Kitajima I, Hanyu N, Kawahara K, Soejima Y, Kubo T, Yamada R, Kaneda Y, Maruyama I
Kagoshima University, Kagoshima City, Japan.
Arthritis Rheum. 1997 Dec;40(12):2118-27. doi: 10.1002/art.1780401205.
To develop gene therapy for patients with human T cell leukemia virus type I (HTLV-I)-associated arthropathy (HAAP), we investigated the effects of ribozyme-mediated cleavage of HTLV-I tax/rex messenger RNA (mRNA) on synovial overgrowth.

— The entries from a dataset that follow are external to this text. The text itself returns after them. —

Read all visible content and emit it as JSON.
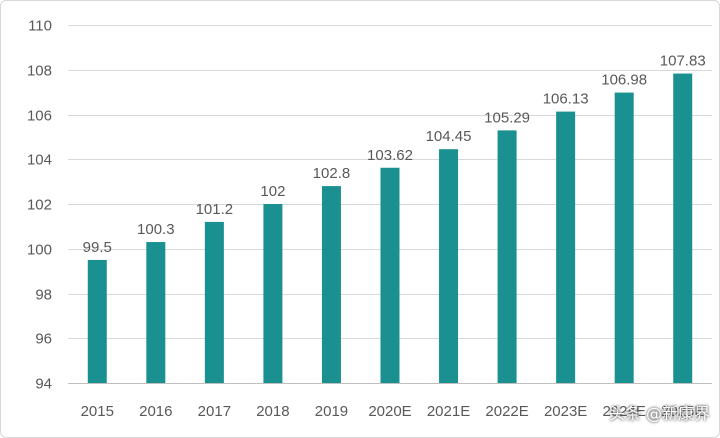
{
  "chart_data": {
    "type": "bar",
    "categories": [
      "2015",
      "2016",
      "2017",
      "2018",
      "2019",
      "2020E",
      "2021E",
      "2022E",
      "2023E",
      "2024E",
      "2025E"
    ],
    "values": [
      99.5,
      100.3,
      101.2,
      102,
      102.8,
      103.62,
      104.45,
      105.29,
      106.13,
      106.98,
      107.83
    ],
    "data_labels": [
      "99.5",
      "100.3",
      "101.2",
      "102",
      "102.8",
      "103.62",
      "104.45",
      "105.29",
      "106.13",
      "106.98",
      "107.83"
    ],
    "yticks": [
      94,
      96,
      98,
      100,
      102,
      104,
      106,
      108,
      110
    ],
    "ylim": [
      94,
      110
    ],
    "grid": true,
    "legend": "none",
    "bar_color": "#1a9090",
    "grid_color": "#d9d9d9",
    "label_color": "#595959"
  },
  "watermark": "头条 @新康界"
}
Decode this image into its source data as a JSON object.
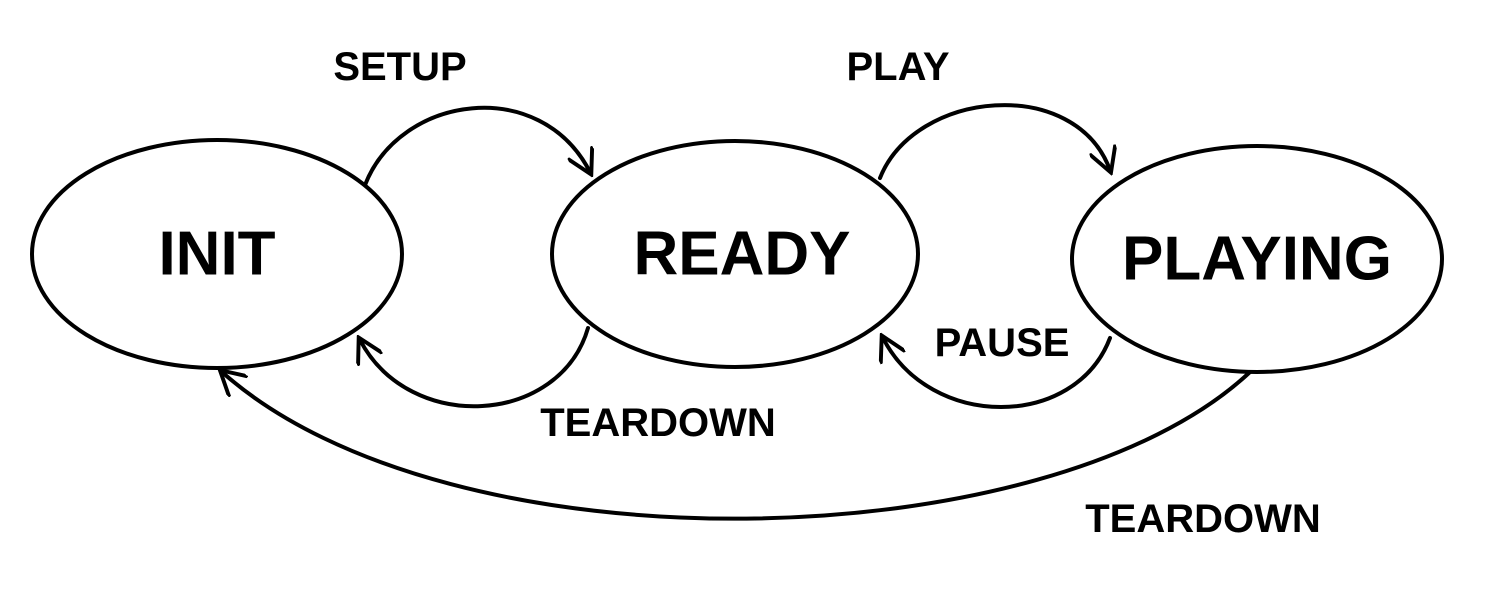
{
  "diagram": {
    "states": {
      "init": "INIT",
      "ready": "READY",
      "playing": "PLAYING"
    },
    "transitions": {
      "setup": {
        "label": "SETUP",
        "from": "INIT",
        "to": "READY"
      },
      "play": {
        "label": "PLAY",
        "from": "READY",
        "to": "PLAYING"
      },
      "pause": {
        "label": "PAUSE",
        "from": "PLAYING",
        "to": "READY"
      },
      "teardown_ready": {
        "label": "TEARDOWN",
        "from": "READY",
        "to": "INIT"
      },
      "teardown_playing": {
        "label": "TEARDOWN",
        "from": "PLAYING",
        "to": "INIT"
      }
    },
    "colors": {
      "stroke": "#000000",
      "background": "#ffffff"
    }
  }
}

We introduced 2 hammerhead ribozymes targeted against HTLV-I tax/rex mRNA into synovial cells obtained from patients with HAAP and from patients with HTLV-I-negative rheumatoid arthritis (RA) and examined the ribozyme-mediated ablation of Tax expression. Using standard methods, we also determined the cells' ability to stop proliferating and to undergo apoptosis.
The ribozymes successfully cleaved tax/rex mRNA in HAAP patient synoviocytes. Both tax mRNA expression and Tax protein synthesis were inhibited significantly, resulting in inhibition of synovial cell growth and induction of apoptosis. In contrast, synovial cells from RA patients were not affected.
In vitro results suggest that ribozyme-mediated gene therapy can inhibit the growth of HTLV-I-infected synovial cells, which is maintained by Tax protein, in HTLV-I-related diseases including HAAP.
为开发针对I型人类T细胞白血病病毒(HTLV-I)相关关节病(HAAP)患者的基因疗法,我们研究了核酶介导的HTLV-I tax/rex信使核糖核酸(mRNA)切割对滑膜过度生长的影响。
我们将2种靶向HTLV-I tax/rex mRNA的锤头状核酶导入从HAAP患者和HTLV-I阴性类风湿关节炎(RA)患者获取的滑膜细胞中,并检测核酶介导的Tax表达消除情况。我们还使用标准方法确定了细胞停止增殖和发生凋亡的能力。
核酶成功切割了HAAP患者滑膜细胞中的tax/rex mRNA。tax mRNA表达和Tax蛋白合成均受到显著抑制,导致滑膜细胞生长受到抑制并诱导凋亡。相比之下,RA患者的滑膜细胞未受影响。
体外研究结果表明,在包括HAAP在内的HTLV-I相关疾病中,核酶介导的基因疗法可抑制由Tax蛋白维持的HTLV-I感染滑膜细胞的生长。